TORONTO, June 20. (BBC) - Canada is working “very actively” to bring home two of its citizens charged with spying in China, Canadian Prime Minister Justin Trudeau has said.
Michael Kovrig and Michael Spavor were detained in China in December 2018 but were only charged on Friday.
Their arrests came just days after Meng Wanzhou - an executive of the Chinese giant Huawei - was detained in Vancouver, at the request of the US.
China denies that the arrests were in retaliation for Ms Meng’s detention.
Mr Trudeau said he was “concerned and disappointed” by the charges against Mr Kovrig, a former diplomat, and Mr Spavor, a businessman, calling their detention “arbitrary”.
Canadian officials were using both private and public tactics “to make sure we have a positive outcome”, he added at a press conference on Friday.
Mr Kovrig and Mr Spavor have been charged with “spying on national secrets” and providing intelligence for “outside entities”.
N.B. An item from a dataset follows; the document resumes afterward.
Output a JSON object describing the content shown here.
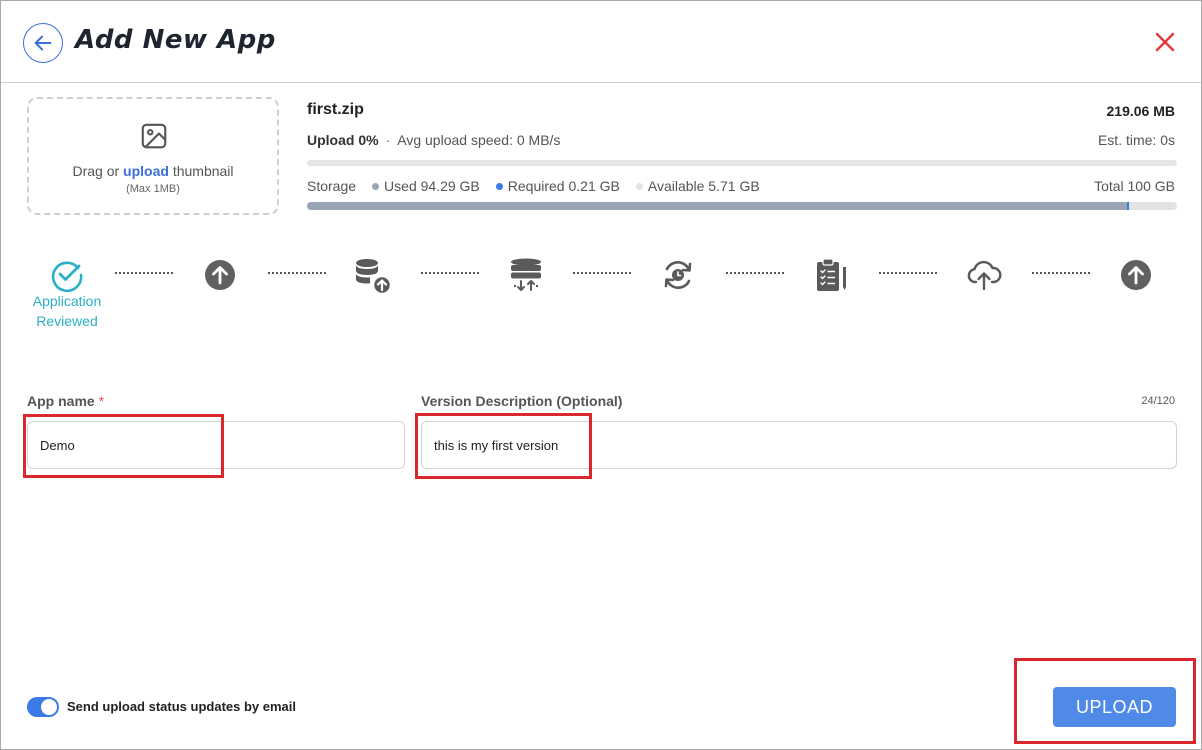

Canada’s Deputy Prime Minister Chrystia Freeland said she was “heartbroken and really angry” when she heard the pair had been charged, adding that Canada “will not rest” until they come home.
The men are “very brave Canadians who are behaving with incredible decency and incredible courage” and are in very difficult circumstances “through no fault of their own”, she said.
China’s court system is completely controlled by the Communist Party and has an almost 100% conviction rate once defendants are charged, notes the BBC’s Stephen McDonell in Beijing.
The Chinese government has not explicitly linked the cases of the two Canadians with Meng Wanzhou but it has dropped heavy hints that there is a connection, he explains.
At the Chinese foreign ministry’s regular press briefings, spokespeople routinely mention the fate of the Canadians and that of the daughter of Huawei’s founder in the same response.
Mr Kovrig and Mr Spavor could face 10 years in prison if found guilty of violating Article 111 of the Criminal Law of the People’s Republic of China.
The Canadian prime minister also said he continued to highlight to China that the Canadian judicial system is independent and Mr Trudeau’s government cannot interfere with their decisions about Ms Meng.